En tant que constructeur, un des plus gros challenges est celui de la production. Une automobile est composée de milliers de pièces, qu’il faut assembler parfaitement pour assurer aux conducteurs une expérience saine et sans soucis. Les étapes sont nombreuses et doivent s’enchaîner sans heurts, et assurer parmi les milliers de combinaisons possibles pour chaque client : couleurs, jantes, options, packs, peintures, différentiation par pays et j’en passe. Pour assurer le suivi des modèles, le bon vieux code-barres ou la feuille de papier reste encore un élément de choix, jusqu’à aujourd’hui.

Suivi de production 2.0

Vous avez certainement déjà vu ça. Sur une chaîne de production, les modèles reçoivent plusieurs codes-barres pour leur identification, afin de faciliter le travail des techniciens et d’assurer le contrôle qualité. A chaque poste, le véhicule est scanné pour éviter les erreurs. Cependant, même si ce système fonctionne bien, il est perfectible. Comment faire quand le code-barres est recouvert ? Assurer un suivi jusqu’à la livraison au client ? Comment assurer la communication entre les différents pôles de production ?

Autant de questions auxquelles il est difficile de répondre. Si cela peut paraître simple à petite échelle, ça se complique dans une production de masse. Une reconnaissance sans-fil et connectée ? Simple et rapide sur le papier, mais les véhicules sont composés de métal, qui interfère avec les ondes.

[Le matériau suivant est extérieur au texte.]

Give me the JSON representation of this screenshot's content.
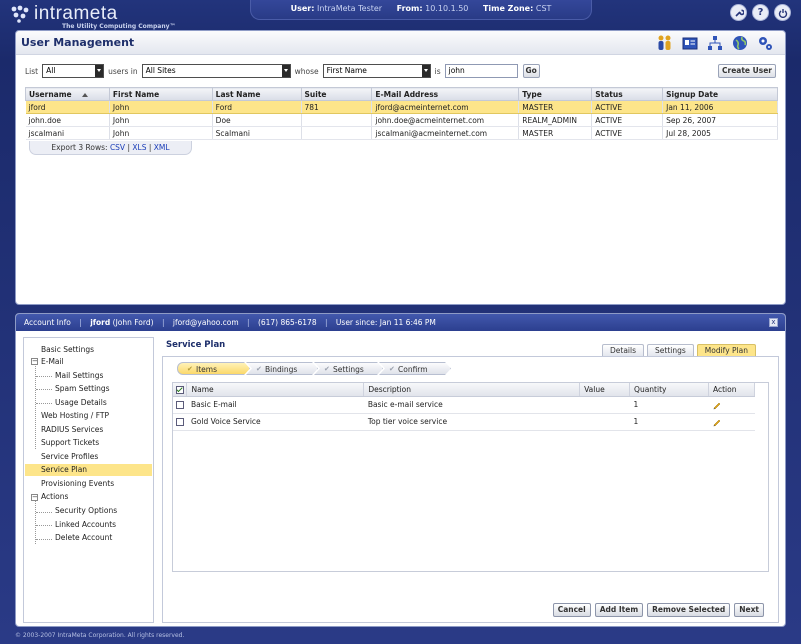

Audi Q7 TFSI e quattro – Detail

Pourtant, la solution est bien celle du sans-contact. Notamment le RFID. Pour la première fois dans le groupe VAG, les usines Audi à Neckarsulm procèdent à une identification 100% RFID des modèles en production. Dans les faits, la puce est implantée à l’arrière droit, directement sur la carrosserie. Grâce à un gros travail d’ingénierie, la puce profite du métal environnant pour rayonner et être lue par des lecteurs sans fils disposés à même la chaîne de production. Un système informatique connecté se charge de faire le lien entre le No d’identification et la carte d’identité du véhicule : modèle, options, couleurs, lieu de livraison, motorisation …

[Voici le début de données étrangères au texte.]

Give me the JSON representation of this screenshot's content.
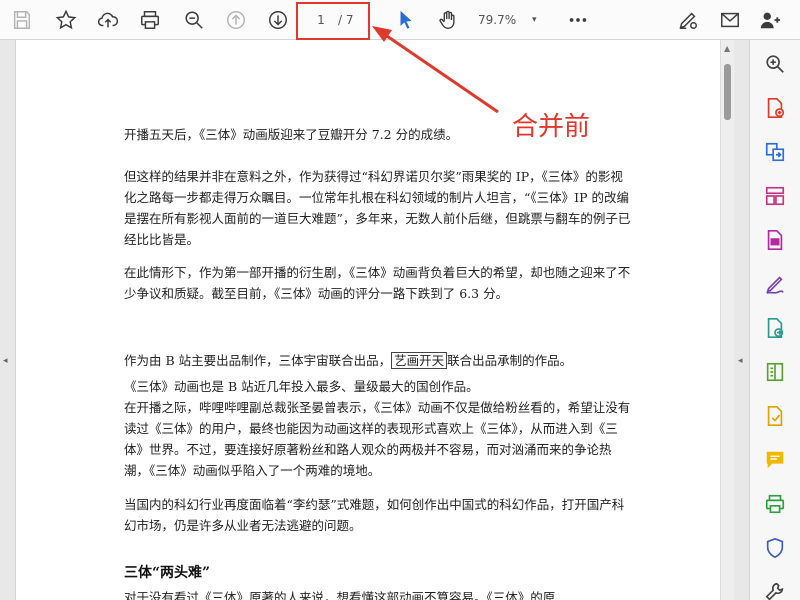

Cette puce RFID reste intégrée de la première à la dernière étape, et reste en place sur le véhicule après sa production. Pour les techniciens, cela permet un meilleur suivi et évite des opérations inutiles. Pour les équipes de qualité, cela assure un suivi parfait et un nombre moins important d’actions.

Logistique facilitée

Une fois en place, cette puce d’identification reste attachée au véhicule tout au long de sa vie. Pour les conducteurs, cela à peu d’importance, mais pour le constructeur, cette nouvelle technologie permet des opérations inédites. Dans les parcs de stockage, les véhicules pourront désormais être reconnus via des portails ou des drones, afin de les identifier facilement et faciliter leur transport.

Pour les revendeurs, même principe, on peut imaginer un petit portail à l’entrée de chaque concessionnaire, qui reconnaîtra immédiatement le véhicule, pour connaître les opérations à effectuer, les éventuelles actions qualités, et assurer un service plus personnalisé encore. Audi ouvre la porte à la reconnaissance RFID de ses modèles, et je suis sûr que de futures possibilités apparaîtront.